Arctic fox walks 4,500 km from Norway to Canada

News comes from research published by the Norwegian Polar Institute

An arctic fox walked more than 4,415 kilometres from northern Norway to Canada’s far north in four months, Norwegian researchers said.

The Norwegian Polar Institute reported the young female fox left her birth place on Norway’s Svalbard archipelago on March 1, 2018 and reached Canada’s Ellesmere Island by way of Greenland on July 1, 2018.

The ground the small fox cumulatively covered over those four months was among the most ever recorded for an arctic fox seeking a place to settle down and breed, the institute said in a research article subtitled “One female’s long run across sea ice.”
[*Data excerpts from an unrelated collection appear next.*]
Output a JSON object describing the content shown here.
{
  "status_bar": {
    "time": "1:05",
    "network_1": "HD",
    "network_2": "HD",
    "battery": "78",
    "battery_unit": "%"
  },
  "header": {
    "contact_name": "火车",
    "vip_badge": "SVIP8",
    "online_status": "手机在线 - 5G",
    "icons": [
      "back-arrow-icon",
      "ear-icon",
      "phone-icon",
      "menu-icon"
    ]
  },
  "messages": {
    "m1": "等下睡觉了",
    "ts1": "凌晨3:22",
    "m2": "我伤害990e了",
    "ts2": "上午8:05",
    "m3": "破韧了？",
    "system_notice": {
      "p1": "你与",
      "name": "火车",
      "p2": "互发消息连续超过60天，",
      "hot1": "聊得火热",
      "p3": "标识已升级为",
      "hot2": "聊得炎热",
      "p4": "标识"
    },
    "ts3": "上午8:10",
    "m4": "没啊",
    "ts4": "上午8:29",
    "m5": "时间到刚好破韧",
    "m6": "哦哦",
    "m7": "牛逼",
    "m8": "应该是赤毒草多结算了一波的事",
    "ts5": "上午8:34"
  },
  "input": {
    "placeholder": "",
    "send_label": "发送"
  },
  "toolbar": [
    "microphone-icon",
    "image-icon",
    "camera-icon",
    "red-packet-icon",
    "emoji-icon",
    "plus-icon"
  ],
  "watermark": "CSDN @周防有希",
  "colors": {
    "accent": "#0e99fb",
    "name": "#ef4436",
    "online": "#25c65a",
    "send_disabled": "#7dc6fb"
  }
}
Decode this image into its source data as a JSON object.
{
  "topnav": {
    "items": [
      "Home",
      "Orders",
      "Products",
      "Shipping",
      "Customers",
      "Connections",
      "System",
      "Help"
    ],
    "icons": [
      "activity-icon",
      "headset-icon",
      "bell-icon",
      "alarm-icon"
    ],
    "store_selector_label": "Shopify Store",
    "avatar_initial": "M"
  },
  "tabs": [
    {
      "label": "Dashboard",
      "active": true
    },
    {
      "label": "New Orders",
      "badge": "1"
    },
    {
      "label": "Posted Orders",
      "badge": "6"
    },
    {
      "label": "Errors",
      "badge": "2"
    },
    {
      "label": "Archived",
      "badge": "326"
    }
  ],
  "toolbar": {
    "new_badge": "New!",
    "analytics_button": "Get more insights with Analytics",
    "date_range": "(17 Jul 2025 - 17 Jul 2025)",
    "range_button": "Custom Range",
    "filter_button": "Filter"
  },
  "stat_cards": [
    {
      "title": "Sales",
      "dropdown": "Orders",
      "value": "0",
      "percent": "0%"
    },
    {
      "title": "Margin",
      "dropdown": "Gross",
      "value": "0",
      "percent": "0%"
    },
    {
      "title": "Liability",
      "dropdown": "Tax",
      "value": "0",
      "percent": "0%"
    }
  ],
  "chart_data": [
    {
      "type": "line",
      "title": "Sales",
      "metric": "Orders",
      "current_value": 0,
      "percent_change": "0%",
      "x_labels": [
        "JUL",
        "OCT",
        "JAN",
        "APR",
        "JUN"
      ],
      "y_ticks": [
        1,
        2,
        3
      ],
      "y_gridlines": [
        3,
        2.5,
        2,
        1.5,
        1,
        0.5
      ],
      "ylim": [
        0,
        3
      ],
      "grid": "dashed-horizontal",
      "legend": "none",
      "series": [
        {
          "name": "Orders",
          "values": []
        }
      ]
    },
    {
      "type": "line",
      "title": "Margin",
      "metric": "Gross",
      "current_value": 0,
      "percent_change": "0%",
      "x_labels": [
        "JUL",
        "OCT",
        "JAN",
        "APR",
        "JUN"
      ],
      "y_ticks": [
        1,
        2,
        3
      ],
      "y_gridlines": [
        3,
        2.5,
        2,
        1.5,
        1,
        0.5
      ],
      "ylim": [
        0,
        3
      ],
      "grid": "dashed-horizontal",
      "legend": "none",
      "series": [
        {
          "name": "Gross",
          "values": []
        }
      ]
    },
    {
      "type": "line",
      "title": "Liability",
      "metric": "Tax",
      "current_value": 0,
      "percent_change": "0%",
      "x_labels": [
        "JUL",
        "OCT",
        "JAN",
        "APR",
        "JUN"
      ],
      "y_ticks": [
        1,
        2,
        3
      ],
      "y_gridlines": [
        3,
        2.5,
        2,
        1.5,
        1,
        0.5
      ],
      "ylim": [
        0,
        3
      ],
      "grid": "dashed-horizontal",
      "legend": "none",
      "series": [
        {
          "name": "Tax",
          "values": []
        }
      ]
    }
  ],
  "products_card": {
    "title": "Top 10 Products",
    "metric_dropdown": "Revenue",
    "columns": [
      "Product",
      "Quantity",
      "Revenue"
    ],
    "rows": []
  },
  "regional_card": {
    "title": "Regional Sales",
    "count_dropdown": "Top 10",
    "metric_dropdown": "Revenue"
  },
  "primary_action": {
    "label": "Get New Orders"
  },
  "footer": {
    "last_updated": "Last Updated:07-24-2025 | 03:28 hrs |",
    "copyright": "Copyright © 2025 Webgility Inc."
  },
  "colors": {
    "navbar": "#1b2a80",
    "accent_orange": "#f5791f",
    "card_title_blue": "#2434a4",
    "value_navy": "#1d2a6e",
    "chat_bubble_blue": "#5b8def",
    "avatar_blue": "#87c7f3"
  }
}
Institute scientists monitored the fox’s movements with a satellite tracking device they fitted her with in July 2017 near her native habitat by a glacier on Norway’s Spitsbergen island. She stayed close to home then gradually ventured out until she left the island on March 26, 2018.

During the walk to Canada, the roughly two-year-old fox moved at an average rate of 46.3 kilometres per day, the Norwegian scientists said.

“The short span of time spent covering such a distance highlights the exceptional movement capacity of this small-sized carnivore species,” they said.

READ MORE: Shelter reunites Alberta cat with its Vancouver Island family

The distance between the fox’s natal den and where she settled on Ellesmere Island was 1,789 kilometres if travelled in a straight line, according to the institute.

The sea ice allows Norway’s arctic foxes to reach Greenland and then North America, though it’s not known why they leave their birth places in search of places to breed, the researchers said.

The animals, which have thick fur to survive cold environments and live to about age four, subsist on fish, marine birds and lemmings.